BEIJING, May 20, 2011 /PRNewswire-Asia-FirstCall/ -- China Agritech, Inc. (NASDAQ: CAGC) ("China Agritech", or the "Company"), a leading organic compound fertilizer manufacturer and distributor in China, today announced that the Nasdaq Hearings Panel has denied the request of the Company for continued listing and has determined to delist and suspend trading of the shares on The Nasdaq Stock Market effective at the open of business on Friday, May 20, 2011. The Company's shares are expected to subsequently trade on the OTC Market.
The Company remains committed to dispelling the allegations made against our Company. The independent investigation is proceeding under the supervision of the Special Committee. The Company expects the investigation will be completed within the next couple of months. The Company is dedicated to providing accurate and complete information to our shareholders and is focused on completing the investigation and audit process so that concerns about the Company can be properly addressed. The Company expects to be able to file the 2010 10-K within a reasonable time period after the completion of the investigation and audit process.
On November 13, 2010, China Agritech, Inc. (the “Company”) appointed Ernst & Young Hua Ming (“E&Y”) as its independent registered public accounting firm. On March 14, 2011, the Company terminated the services of E&Y. During the period from November 13, 2010 to March 14, 2011, E&Y never conducted a review or completed an audit of any of the Company’s financial statements. The decision to terminate E&Y was recommended and approved by the Audit Committee of the Board of Directors of the Company.
The following events occurred within the period from E&Y’s engagement to the date of E&Y’s dismissal. On December 15, 2010, E&Y provided a letter to the Audit Committee of the Board of Directors of the Company (the “Audit Committee”) describing certain matters that, if not appropriately addressed in a timely manner, may result in audit adjustments, significant deficiencies or material weaknesses and/or delays in meeting the 10-K filing deadline. The Company believes it responded to the matters outlined in E&Y’s December 15, 2010 letter. E&Y does not agree that those matters had been fully addressed and believes those matters could have materially impacted the Company’s internal control over financial reporting as of December 31, 2010. On March 8, 2011, E&Y informed the Audit Committee that it had encountered additional issues and concerns that, in E&Y’s view, required additional information and procedures, including the initiation of an independent investigation, in order to verify certain transactions and balances recorded on the Company’s financial statements and records for the year ended December 31, 2010. E&Y also orally advised the Audit Committee that it may not be able to rely on management’s representations based on the issues identified. The Company believes that it was taking appropriate steps to respond to E&Y’s recommendations for further investigation prior to the time of E&Y’s dismissal. E&Y does not agree with the Company’s assertion in this regard.

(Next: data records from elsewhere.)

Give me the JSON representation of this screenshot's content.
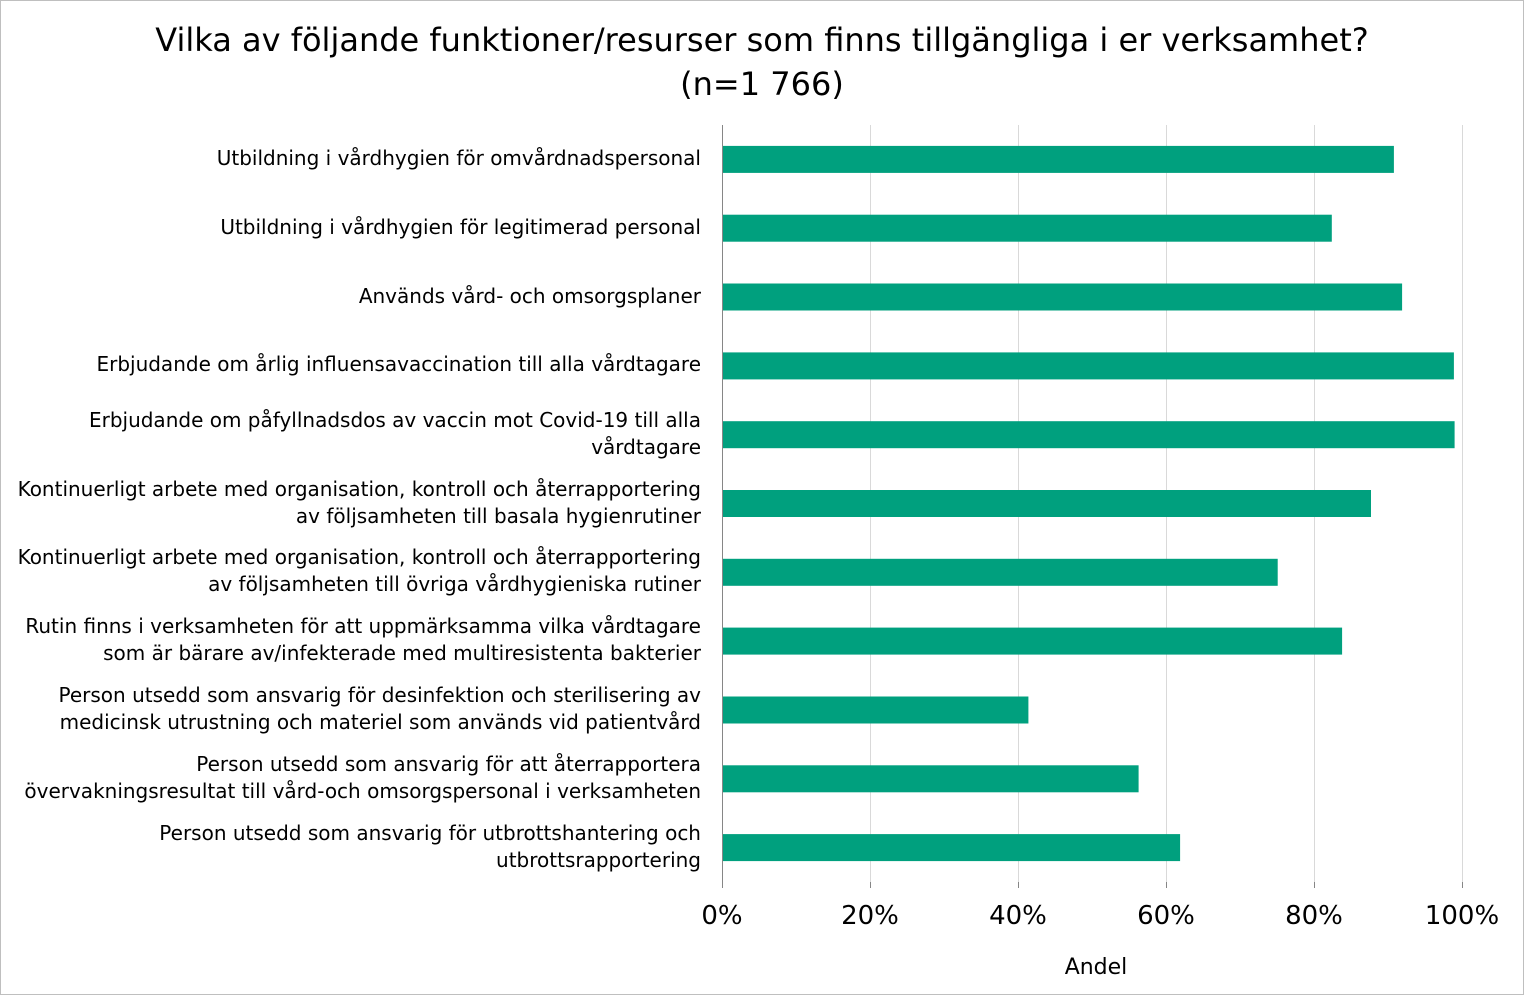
{
  "chart_data": {
    "type": "bar",
    "orientation": "horizontal",
    "title_lines": [
      "Vilka av följande funktioner/resurser som finns tillgängliga i er verksamhet?",
      "(n=1 766)"
    ],
    "xlabel": "Andel",
    "ylabel": "",
    "xlim": [
      0,
      1
    ],
    "x_ticks": [
      "0%",
      "20%",
      "40%",
      "60%",
      "80%",
      "100%"
    ],
    "x_tick_values": [
      0,
      0.2,
      0.4,
      0.6,
      0.8,
      1.0
    ],
    "grid": "vertical major gridlines",
    "legend": "none",
    "bar_color": "#00A07E",
    "grid_color": "#d9d9d9",
    "axis_color": "#868686",
    "categories": [
      [
        "Utbildning i vårdhygien för omvårdnadspersonal"
      ],
      [
        "Utbildning i vårdhygien för legitimerad personal"
      ],
      [
        "Används vård- och omsorgsplaner"
      ],
      [
        "Erbjudande om årlig influensavaccination till alla vårdtagare"
      ],
      [
        "Erbjudande om påfyllnadsdos av vaccin mot Covid-19 till alla",
        "vårdtagare"
      ],
      [
        "Kontinuerligt arbete med organisation, kontroll och återrapportering",
        "av följsamheten till basala hygienrutiner"
      ],
      [
        "Kontinuerligt arbete med organisation, kontroll och återrapportering",
        "av följsamheten till övriga vårdhygieniska rutiner"
      ],
      [
        "Rutin finns i verksamheten för att uppmärksamma vilka vårdtagare",
        "som är bärare av/infekterade med multiresistenta bakterier"
      ],
      [
        "Person utsedd som ansvarig för desinfektion och sterilisering av",
        "medicinsk utrustning och materiel som används vid patientvård"
      ],
      [
        "Person utsedd som ansvarig för att återrapportera",
        "övervakningsresultat till vård-och omsorgspersonal i verksamheten"
      ],
      [
        "Person utsedd som ansvarig för utbrottshantering och",
        "utbrottsrapportering"
      ]
    ],
    "values": [
      0.908,
      0.824,
      0.919,
      0.989,
      0.99,
      0.877,
      0.751,
      0.838,
      0.414,
      0.563,
      0.619
    ]
  }
}
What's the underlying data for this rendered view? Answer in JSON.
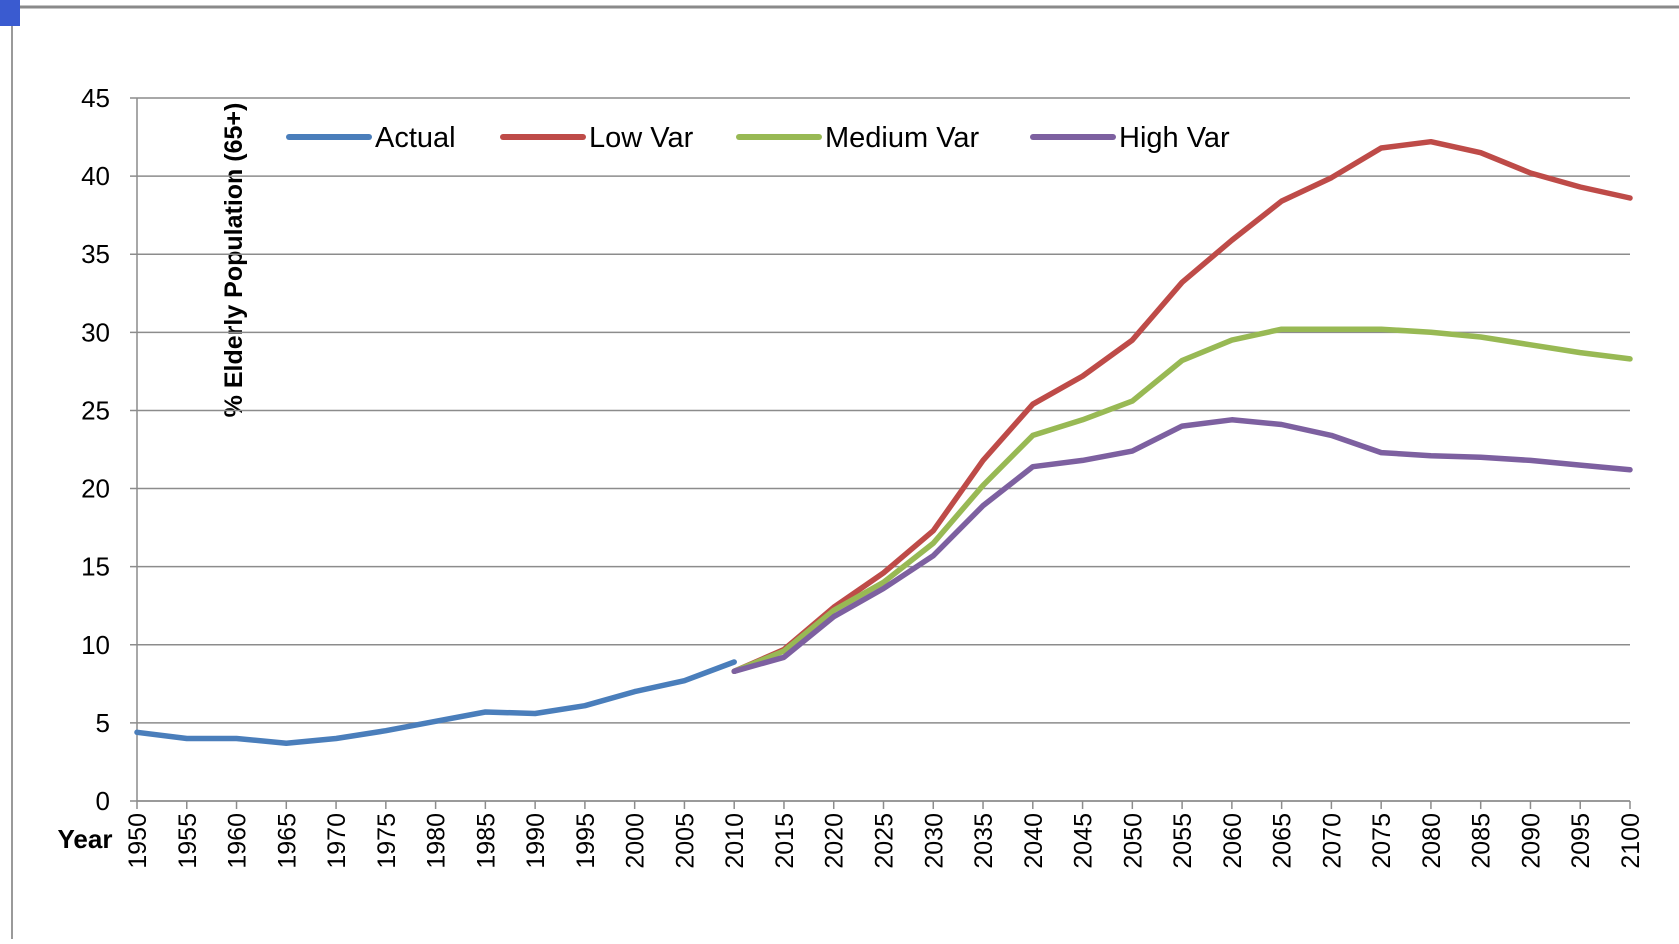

On March 13, 2011, the Company announced that it formed a special committee of its board in order to investigate certain allegations made by third parties with respect to the Company and certain related issues and that the Company would not be able to meet the its Form 10-K filing deadline. E&Y informed the Company that, in its view, there was a material omission of fact from the Company’s press release relating to the formation of the special committee, as the press release did not specifically disclose that the independent investigation was related to issues which were identified during the performance of the Company’s year end audit. E&Y further advised the Company’s representatives that E&Y may resign as the Company’s auditors if a revised press release was not issued. The Company, however, believed that the specific disclosure in the press release about the investigation combined with the disclosure of the indefinite delay in the 10-K filing, was a clear indication to the market that issues had arisen in connection with the annual audit which would have to be addressed.
E&Y informed the Company that the issues identified in performing their audit may, if further investigated, have adverse implications for the financial statements covering the three quarterly reports filed by the Company on Form 10-Q during 2010, and advised the Audit Committee to inform the predecessor auditors of the issues identified, so that they can assess the impact on prior financial reports.